Еще студентом он, униженный, на грани слез, стоял за кулисами Малого зала консерватории. Первое публичное исполнение его музыки прошло неудачно: слушатели явно отдавали предпочтение сочинениям Шебалина. Слова утешения пришли от возникшего рядом человека в военной форме: так началась дружба с маршалом Тухачевским. Маршал стал его покровителем, организовал для него финансовую поддержку через командующего Ленинградским военным округом. Помогал бескорыстно. А в последнее время рассказывал всем знакомым, что «Леди Макбет Мценского уезда» – это, по его мнению, первое произведение советской оперной классики.
И лишь однажды Тухачевский столкнулся с неподчинением. Когда решил, что для дальнейшей карьеры его подопечного необходим переезд в Москву, и пообещал самолично заняться этим вопросом. Но Софья Васильевна, естественно, воспротивилась: сын был слишком хрупок, слишком слаб здоровьем. Где гарантия, что без материнского догляда он будет пить молоко и есть кашу? За Тухачевским – власть, авторитет, финансовые возможности, но все же ключик от Митиной души хранился у Софьи Васильевны. А посему остался Митя в Ленинграде.
Как и его сестры, за рояль он сел в девятилетнем возрасте. Вот тогда-то мир и обрел для него четкие очертания. По крайней мере, определенный фрагмент этого мира, позволивший ему обеспечить себя до конца своих дней. Понимание рояля и самой музыки пришло к нему довольно легко, не то что понимание других материй. Он напряженно работал, ибо напряженная работа давала ему радость. Значит, планида такая, с годами все более походившая на чудо. Поскольку давала ему средства для содержания мамы и сестер. Человеком он был неординарным; да и весь их домашний уклад был неординарным, но тем не менее. Время от времени, после успешных концертов, довольный аплодисментами и гонорарами, он ощущал, что почти созрел для превращения в этого расплывчатого персонажа: главу семьи. Но бывало и по-другому: покинув родительское гнездо, женившись и став отцом, он нет-нет да и ощущал себя бесприютным ребенком.

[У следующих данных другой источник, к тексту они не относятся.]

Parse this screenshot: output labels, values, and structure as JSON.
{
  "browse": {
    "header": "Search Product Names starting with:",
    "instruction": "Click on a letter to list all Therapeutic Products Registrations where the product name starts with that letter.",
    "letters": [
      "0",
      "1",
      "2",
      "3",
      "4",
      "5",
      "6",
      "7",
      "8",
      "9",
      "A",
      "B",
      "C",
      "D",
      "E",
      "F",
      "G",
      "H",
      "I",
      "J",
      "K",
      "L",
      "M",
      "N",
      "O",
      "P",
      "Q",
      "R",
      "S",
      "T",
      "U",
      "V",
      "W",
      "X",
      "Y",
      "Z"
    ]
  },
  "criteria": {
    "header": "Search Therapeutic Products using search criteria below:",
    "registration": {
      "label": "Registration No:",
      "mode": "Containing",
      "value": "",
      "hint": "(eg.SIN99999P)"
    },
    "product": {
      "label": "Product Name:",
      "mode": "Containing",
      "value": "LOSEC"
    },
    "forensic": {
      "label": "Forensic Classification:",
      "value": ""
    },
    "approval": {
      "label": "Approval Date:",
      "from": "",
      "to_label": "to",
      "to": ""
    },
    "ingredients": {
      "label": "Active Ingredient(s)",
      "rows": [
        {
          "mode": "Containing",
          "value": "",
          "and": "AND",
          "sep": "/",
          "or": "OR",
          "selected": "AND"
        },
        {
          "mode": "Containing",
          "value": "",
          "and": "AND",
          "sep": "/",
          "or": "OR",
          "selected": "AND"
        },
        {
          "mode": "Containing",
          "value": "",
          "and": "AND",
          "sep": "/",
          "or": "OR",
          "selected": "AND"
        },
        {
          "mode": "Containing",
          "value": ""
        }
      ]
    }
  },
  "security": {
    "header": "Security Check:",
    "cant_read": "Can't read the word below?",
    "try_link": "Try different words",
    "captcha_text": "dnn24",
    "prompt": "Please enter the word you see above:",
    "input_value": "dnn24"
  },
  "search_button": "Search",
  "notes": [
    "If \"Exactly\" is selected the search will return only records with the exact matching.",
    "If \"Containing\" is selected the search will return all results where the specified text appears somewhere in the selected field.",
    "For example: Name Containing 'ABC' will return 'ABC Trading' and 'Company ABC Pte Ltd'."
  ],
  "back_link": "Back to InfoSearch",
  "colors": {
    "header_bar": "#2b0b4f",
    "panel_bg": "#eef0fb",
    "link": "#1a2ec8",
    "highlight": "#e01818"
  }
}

Люди, которые не были с ним знакомы и не вдавались в подробности музыкальной жизни, считали, вероятно, что в тот раз его впервые постигла неудача. Что блистательный композитор, сочинивший в двадцать шестом году, еще девятнадцатилетним, свою Первую симфонию, которую тут же приняли Бруно Вальтер, Тосканини, Клемперер, прожил следующие десять лет на волне яркого, ничем не омраченного успеха. И люди такого сорта, убежденные, видимо, что известность зачастую влечет за собой тщеславие и заносчивость, соглашались, открыв свежий номер газеты «Правда», что отдельные композиторы склонны забывать, какой музыки ожидает от них народ. И далее: поскольку все композиторы получают зарплату от государства, то при любом отступничестве государство обязано вмешаться, одернуть зарвавшихся и добиться от них более гармоничного соответствия вкусам публики. Логично, не правда ли?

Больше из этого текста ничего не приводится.